Potenzial der digitalen Technologien

Rückblick zum Thurgauer Technologietag vom 26. März 2021

Digitale Technologien gezielter nutzen, Industrieprojekte mit der OST – Ostschweizer Fachhochschule voranbringen und mit der Empa St.Gallen eine Brücke zur Grundlagenforschung bauen. Diese Aspekte hat der «Thurgauer Technologietag kompakt» vermittelt.

125 Personen haben die Online-Veranstaltung vom vergangenen Freitag verfolgt, die vom Thurgauer Technologieforum ausgerichtet worden war. Die Expertenkommission will Thurgauer Unternehmen mit Bildung und Forschung in der ganzen Ostschweiz vernetzen.

Digitale Technologien für KMU

Thomas C. Ahlburg, Senior Advisor Stadler Rail, ermunterte dazu, digitale Technologien in den KMU zu nutzen. Viel Potenzial liege bereits darin, einzelne Produkte und Produktionsschritte besser zu gestalten oder Leistungen zu ergänzen. Bei der Stadler AG können beispielsweise dank eines Laserscanning-Systems grössere Bauteile hochpräzise ausgemessen werden, ohne dass sie aus dem Produktionsprozess entnommen werden müssen.

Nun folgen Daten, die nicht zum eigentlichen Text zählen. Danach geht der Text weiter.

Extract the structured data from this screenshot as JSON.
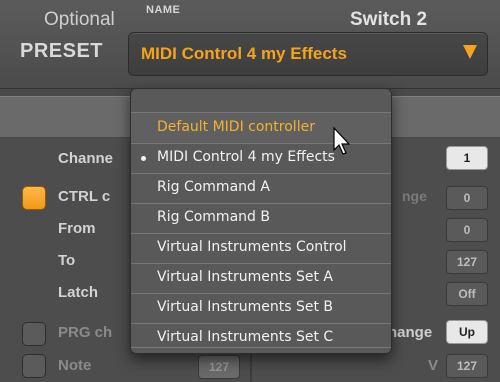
{
  "header": {
    "name_label": "NAME",
    "preset_label": "PRESET",
    "preset_value": "MIDI Control 4 my Effects"
  },
  "tabs": {
    "left_label": "Optional",
    "right_label": "Switch 2"
  },
  "left_panel": {
    "channel_label": "Channe",
    "ctrl_label": "CTRL c",
    "from_label": "From",
    "to_label": "To",
    "latch_label": "Latch",
    "prg_label": "PRG ch",
    "note_label": "Note",
    "note_value": "127"
  },
  "right_panel": {
    "channel_value": "1",
    "ctrl_change_label": "nge",
    "from_value": "0",
    "ctrl_value": "0",
    "to_value": "127",
    "latch_value": "Off",
    "prg_change_label": "hange",
    "prg_value": "Up",
    "v_label": "V",
    "note_value": "127"
  },
  "dropdown": {
    "items": [
      {
        "label": "Default MIDI controller",
        "selected": false,
        "highlighted": true
      },
      {
        "label": "MIDI Control 4 my Effects",
        "selected": true,
        "highlighted": false
      },
      {
        "label": "Rig Command A",
        "selected": false,
        "highlighted": false
      },
      {
        "label": "Rig Command B",
        "selected": false,
        "highlighted": false
      },
      {
        "label": "Virtual Instruments Control",
        "selected": false,
        "highlighted": false
      },
      {
        "label": "Virtual Instruments Set A",
        "selected": false,
        "highlighted": false
      },
      {
        "label": "Virtual Instruments Set B",
        "selected": false,
        "highlighted": false
      },
      {
        "label": "Virtual Instruments Set C",
        "selected": false,
        "highlighted": false
      }
    ]
  },
  "colors": {
    "accent": "#f4a31a",
    "background": "#4a4a4a"
  }
}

Neue Lösungen und Innovationen

Ein autonomer Ein-Achs-Mäher, ein realitätsnaher Helikopterflugsimulator, ein System für die Nachverfolgbarkeit von Kunststoffteilen oder eine Power-to-Gas-Anlage: Die OST habe sich dem Ziel verschrieben, zusammen mit der Industrie den Weg zu neuen Lösungen und Innovationen zu finden, betont Lothar Ritter, Professor und Leiter des Departements Technik. Die Kompetenzen der drei Standorte – Buchs, Rapperswil und St.Gallen – seien seit der Fusion zur OST übergreifend und direkt verfügbar, das Potenzial sei reichhaltiger geworden. Das Departement Technik der OST mit seinen 520 Mitarbeitenden realisiere Forschungsprojekte im Umfang von jährlich rund 55 Millionen Franken.

Modelle für Menschen

René Rossi versteht seine Tätigkeit als «Brückenbauen zur Grundlagenforschung». Er leitet die Empa-Abteilung «Biomimetic Membranes and Textiles» in St.Gallen und ist zudem an der ETH Zürich als Lehrbeauftragter tätig. In St.Gallen stehen vor allem die Wechselwirkungen zwischen Materialien und dem menschlichen Körper im Fokus. Zusammen mit dem Kantonsspital St.Gallen wurde etwa eine App entwickelt, die hilft, Schmerztherapien bei Krebs zu optimieren. Die Forschung reicht weiter bis zu Simulationen, die Erkenntnisse liefern sollen, wie Früchte schonender transportiert werden können.